You turned around, happy that they had at least learned something. They deserved your support.

You bumped into Kalifa as you entered an alley. You covered your face, murmured an excuse in a deep voice, and wanted to pass by. She let you pass by, and it took her a couple of seconds to realize who you were. She turned around, calling out your name. Only to discover you had already disappeared. You watched her from the shadows, until she left the alley, probably looking for her colleagues.

It would only cause trouble if you were seen together. It was better to avoid them, for now. It would only make their case more difficult by the World Government. And you did not want to be involved with the World Government. They played dirty. Very dirty.

Author: How often do you pull 'I came back to life'-prank?

Whipslash: It became second nature for me.

Kaku: She played dead at least 20 times in CP9.

Author: And did it work?

Whipslash: Always. Do you know how much trouble I missed by playing dead?

*Author taking notes, thinking about pulling these pranks on others*

Author:...Interesting.

Whipslash*Enthousiastic*: Time for some mischief?

Author: Time for some mischief.

*Author and Whipslash play dead on the ground, next to them a piece of cake. Their faces are green*

*Shanks comes in, unimpressed*

Shanks *takes some booze from the fridge*: Oi, Mihawk! I think the cake is not good anymore!

Mihawk: What do you mean?

Shanks: Mihawk, come look! Author-san and Whipslash look really dead!

Mihawk: Huh?

*Shanks hits Author with heel in the stomach. Author tries to not whimper*

Shanks: Let's use the free time! Tell everyone there is a PARTY IN DA HOUSE!

*Shanks looks at you two*

Shanks: Can we put the bodies in your coffin, Mihawk?

Mihawk: I do not own a coffin.

Shanks: Really? You are the type to...Nevermind. I heard Whipslash hides her snacks in the attic.
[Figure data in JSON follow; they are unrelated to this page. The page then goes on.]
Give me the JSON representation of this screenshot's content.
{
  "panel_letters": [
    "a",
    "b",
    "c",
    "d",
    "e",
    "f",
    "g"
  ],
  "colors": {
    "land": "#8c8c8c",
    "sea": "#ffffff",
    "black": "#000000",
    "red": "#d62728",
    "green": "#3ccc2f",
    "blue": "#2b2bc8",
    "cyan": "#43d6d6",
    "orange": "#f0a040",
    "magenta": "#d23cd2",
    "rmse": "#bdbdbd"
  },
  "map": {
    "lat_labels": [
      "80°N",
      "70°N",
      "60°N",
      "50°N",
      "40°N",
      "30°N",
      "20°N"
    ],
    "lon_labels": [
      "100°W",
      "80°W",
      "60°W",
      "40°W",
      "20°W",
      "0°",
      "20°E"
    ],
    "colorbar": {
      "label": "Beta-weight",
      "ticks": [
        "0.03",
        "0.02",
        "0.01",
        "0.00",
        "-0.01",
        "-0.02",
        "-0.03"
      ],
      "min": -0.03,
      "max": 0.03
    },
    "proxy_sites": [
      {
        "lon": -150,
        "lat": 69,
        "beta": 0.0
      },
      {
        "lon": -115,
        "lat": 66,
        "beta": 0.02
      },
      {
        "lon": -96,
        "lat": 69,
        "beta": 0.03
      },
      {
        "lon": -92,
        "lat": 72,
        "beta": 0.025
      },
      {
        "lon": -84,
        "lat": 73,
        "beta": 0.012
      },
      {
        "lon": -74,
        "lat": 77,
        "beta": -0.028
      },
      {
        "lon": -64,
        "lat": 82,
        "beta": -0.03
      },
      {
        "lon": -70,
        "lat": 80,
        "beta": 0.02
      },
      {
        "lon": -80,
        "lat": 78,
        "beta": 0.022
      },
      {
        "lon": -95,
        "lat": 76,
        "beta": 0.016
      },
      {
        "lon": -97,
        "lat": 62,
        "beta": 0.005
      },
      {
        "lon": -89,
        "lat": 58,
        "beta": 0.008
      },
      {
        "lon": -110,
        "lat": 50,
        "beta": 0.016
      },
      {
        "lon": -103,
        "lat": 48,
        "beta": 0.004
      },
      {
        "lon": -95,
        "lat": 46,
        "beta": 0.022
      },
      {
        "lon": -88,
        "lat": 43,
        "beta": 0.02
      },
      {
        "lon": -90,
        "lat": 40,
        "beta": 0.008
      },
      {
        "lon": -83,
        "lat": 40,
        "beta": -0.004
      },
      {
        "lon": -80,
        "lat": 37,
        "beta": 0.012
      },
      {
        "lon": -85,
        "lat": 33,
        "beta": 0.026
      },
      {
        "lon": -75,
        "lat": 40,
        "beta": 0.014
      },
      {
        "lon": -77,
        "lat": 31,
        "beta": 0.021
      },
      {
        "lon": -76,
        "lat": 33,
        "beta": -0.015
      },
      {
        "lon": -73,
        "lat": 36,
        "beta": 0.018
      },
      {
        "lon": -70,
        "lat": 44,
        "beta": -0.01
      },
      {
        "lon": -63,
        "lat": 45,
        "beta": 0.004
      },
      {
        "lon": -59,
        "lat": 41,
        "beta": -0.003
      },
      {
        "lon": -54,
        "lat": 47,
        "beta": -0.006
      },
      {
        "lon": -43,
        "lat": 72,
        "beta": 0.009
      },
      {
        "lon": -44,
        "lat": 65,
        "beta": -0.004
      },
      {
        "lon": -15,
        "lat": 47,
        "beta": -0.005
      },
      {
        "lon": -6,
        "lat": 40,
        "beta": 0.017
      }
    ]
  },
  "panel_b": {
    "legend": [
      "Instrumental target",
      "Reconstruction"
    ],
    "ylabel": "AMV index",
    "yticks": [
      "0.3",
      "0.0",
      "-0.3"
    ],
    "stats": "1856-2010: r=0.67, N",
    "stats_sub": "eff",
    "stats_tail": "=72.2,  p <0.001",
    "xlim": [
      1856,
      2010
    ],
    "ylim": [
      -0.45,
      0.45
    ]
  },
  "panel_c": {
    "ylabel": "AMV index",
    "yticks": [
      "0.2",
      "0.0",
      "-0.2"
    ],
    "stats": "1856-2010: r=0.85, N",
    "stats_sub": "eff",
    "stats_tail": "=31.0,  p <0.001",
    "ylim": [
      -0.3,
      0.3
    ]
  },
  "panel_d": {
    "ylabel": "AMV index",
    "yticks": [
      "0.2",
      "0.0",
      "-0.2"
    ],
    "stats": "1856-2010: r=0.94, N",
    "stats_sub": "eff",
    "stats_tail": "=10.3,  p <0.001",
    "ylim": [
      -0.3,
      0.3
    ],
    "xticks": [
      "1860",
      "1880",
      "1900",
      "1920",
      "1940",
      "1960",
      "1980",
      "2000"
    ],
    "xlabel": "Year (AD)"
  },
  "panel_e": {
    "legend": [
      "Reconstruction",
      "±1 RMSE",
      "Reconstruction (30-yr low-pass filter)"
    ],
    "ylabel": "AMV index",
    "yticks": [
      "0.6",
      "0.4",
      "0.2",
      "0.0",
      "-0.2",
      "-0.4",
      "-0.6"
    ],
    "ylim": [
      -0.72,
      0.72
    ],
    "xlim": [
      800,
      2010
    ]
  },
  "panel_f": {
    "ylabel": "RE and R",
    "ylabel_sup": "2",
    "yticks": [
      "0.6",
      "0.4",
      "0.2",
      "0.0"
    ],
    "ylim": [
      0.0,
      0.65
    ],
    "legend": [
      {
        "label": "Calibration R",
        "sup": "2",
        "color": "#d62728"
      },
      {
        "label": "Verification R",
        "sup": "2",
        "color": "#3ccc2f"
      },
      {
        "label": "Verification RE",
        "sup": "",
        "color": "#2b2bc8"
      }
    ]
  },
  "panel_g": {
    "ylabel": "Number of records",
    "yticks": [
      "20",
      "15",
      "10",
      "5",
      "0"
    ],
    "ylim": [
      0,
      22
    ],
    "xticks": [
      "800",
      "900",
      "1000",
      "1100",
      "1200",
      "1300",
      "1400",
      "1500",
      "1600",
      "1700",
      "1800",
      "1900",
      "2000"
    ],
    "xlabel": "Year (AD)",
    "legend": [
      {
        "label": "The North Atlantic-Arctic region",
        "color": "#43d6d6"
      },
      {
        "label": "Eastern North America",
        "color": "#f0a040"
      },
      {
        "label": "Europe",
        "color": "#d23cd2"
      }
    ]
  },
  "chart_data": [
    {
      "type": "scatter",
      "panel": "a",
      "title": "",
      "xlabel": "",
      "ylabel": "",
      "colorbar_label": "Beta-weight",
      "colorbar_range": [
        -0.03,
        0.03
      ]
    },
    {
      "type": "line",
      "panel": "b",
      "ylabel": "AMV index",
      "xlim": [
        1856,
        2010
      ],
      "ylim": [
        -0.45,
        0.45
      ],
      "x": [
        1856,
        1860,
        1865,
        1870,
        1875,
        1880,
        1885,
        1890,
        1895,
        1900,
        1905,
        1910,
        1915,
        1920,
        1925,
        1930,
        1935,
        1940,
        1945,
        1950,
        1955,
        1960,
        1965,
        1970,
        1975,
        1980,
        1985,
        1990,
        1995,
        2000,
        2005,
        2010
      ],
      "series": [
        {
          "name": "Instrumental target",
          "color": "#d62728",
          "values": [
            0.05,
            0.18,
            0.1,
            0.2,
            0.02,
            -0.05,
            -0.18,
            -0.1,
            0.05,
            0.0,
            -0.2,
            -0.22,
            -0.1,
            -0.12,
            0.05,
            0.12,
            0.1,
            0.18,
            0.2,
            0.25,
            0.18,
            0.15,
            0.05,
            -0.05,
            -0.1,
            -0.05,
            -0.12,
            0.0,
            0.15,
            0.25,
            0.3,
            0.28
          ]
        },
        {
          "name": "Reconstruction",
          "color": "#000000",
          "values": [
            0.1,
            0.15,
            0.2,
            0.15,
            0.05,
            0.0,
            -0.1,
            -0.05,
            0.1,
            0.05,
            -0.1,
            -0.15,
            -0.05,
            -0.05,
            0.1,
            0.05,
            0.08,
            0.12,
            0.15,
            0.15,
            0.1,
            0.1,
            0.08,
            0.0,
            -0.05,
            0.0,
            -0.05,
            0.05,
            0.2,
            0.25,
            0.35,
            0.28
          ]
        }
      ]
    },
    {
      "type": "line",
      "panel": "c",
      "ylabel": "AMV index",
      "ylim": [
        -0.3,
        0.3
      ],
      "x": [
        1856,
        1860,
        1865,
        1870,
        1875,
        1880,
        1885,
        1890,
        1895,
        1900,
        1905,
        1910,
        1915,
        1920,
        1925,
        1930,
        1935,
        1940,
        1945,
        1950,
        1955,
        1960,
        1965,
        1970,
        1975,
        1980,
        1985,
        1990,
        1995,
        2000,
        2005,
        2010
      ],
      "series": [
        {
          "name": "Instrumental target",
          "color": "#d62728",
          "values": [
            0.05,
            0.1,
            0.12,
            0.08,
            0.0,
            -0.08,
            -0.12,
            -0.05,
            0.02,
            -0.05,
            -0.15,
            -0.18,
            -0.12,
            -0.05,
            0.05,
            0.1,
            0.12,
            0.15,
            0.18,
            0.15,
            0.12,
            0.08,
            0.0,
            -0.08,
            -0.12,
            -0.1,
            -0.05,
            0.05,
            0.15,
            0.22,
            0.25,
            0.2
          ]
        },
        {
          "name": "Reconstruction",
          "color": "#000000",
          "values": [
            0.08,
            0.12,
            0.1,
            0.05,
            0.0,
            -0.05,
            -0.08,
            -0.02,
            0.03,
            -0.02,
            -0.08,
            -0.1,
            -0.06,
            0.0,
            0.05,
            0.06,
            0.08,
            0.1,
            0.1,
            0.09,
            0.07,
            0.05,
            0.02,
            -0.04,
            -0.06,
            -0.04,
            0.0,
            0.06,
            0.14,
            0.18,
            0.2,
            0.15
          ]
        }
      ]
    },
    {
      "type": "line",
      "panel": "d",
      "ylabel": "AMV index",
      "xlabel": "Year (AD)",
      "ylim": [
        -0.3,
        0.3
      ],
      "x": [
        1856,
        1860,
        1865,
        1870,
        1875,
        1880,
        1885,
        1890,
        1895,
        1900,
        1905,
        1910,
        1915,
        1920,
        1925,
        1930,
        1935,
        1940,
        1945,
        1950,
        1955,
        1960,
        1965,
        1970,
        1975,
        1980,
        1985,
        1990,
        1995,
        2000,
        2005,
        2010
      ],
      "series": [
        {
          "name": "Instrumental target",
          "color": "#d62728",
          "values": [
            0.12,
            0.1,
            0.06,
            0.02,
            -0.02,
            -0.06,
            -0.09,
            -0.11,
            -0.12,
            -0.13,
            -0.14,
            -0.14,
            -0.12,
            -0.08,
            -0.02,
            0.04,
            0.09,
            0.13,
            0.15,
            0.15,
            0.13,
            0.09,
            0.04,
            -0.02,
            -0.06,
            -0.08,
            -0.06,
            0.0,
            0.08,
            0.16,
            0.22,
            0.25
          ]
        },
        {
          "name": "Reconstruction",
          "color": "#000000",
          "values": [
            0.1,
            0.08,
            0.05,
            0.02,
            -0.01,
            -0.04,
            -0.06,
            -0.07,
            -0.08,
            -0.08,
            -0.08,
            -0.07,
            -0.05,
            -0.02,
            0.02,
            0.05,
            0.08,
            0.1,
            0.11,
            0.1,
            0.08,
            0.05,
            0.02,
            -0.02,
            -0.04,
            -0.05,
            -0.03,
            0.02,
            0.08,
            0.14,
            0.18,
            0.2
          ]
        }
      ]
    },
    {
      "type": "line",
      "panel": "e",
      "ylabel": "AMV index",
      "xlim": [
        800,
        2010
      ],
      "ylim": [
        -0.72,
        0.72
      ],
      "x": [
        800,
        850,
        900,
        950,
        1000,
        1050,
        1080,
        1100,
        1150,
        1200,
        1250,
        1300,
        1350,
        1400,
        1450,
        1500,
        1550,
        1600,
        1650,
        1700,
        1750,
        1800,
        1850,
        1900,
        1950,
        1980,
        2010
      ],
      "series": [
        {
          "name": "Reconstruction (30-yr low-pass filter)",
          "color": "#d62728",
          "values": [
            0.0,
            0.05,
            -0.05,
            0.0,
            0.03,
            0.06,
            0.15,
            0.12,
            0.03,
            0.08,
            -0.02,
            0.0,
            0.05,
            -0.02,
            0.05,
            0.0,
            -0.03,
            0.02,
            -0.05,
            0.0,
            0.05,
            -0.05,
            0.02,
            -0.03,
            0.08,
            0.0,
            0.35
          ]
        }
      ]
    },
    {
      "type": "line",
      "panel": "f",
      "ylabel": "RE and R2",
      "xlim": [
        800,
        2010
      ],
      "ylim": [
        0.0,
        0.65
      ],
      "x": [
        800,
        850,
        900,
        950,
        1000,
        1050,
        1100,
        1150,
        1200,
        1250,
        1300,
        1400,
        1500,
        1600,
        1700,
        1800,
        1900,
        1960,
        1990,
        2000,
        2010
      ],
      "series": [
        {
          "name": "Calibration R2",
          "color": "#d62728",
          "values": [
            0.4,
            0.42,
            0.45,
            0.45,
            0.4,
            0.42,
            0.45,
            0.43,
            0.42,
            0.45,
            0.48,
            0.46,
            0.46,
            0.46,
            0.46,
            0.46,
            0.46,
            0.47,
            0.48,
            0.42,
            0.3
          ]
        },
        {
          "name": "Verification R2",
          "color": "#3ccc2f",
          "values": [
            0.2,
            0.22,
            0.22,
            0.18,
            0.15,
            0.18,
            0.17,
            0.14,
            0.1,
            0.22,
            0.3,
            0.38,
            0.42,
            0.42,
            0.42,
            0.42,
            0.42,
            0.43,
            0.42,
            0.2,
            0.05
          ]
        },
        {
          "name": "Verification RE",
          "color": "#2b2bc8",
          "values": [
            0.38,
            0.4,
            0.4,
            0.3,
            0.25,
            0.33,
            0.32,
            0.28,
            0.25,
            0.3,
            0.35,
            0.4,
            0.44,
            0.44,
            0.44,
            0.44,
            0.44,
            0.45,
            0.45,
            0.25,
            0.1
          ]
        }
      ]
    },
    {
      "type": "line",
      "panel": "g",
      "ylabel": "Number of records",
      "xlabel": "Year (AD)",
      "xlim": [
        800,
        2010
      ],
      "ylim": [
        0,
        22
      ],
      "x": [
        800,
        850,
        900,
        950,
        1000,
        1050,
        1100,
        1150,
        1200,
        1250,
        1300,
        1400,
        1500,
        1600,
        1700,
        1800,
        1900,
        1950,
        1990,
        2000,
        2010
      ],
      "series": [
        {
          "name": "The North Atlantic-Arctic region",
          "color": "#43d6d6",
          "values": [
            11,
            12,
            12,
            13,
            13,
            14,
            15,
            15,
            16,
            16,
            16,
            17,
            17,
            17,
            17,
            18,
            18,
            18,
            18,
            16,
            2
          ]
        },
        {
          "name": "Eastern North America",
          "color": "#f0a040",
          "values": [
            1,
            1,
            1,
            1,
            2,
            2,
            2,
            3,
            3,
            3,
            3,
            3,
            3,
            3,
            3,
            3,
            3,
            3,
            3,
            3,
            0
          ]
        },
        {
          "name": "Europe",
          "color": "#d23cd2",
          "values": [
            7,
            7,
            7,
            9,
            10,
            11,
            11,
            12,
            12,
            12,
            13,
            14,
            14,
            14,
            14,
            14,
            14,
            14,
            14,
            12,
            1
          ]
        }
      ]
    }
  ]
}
I am going to look for them!

*Whipslash is angry about the snacks and jumps screaming up*

Whipslash: IF YOU TAKE MY SNACKS, I WILL... be haunting you for the next decades?

*Shanks screams like a girl!

Shanks: Thriller Bark-Alarm! Whipslash became a zombie!

*Shanks runs away and hides behind Mihawk*

Moria: What's happening here? I didn't change people into zombies since...Holy Sh*t!

*Whipslash hunts Shanks like a lunatic, and author looks scary green*

Moria *with tears in his eyes*: WOW. Those are the best zombies I have ever seen.

*Author suddenly starts throwing up, ruining the nightmare*

Author: I think the cake has really gone bad, Whipslash.

EDIT: HELLO? CAN YOU HEAR ME?... CAN YOU HEAR ME?... WHY IS THING NOT WORKING?... OH, SO YOU CAN HEAR ME? GREAT, I HAVE A QUESTION! WE ARE DOING A RESEARCH- WHAT? NO! I AM NOT A ROBOT! I JUST WANT TO KNOW IF YOU HAVE TIME TO INTERVIEW THE CAST!... HELLO?... SHE HUNG UP.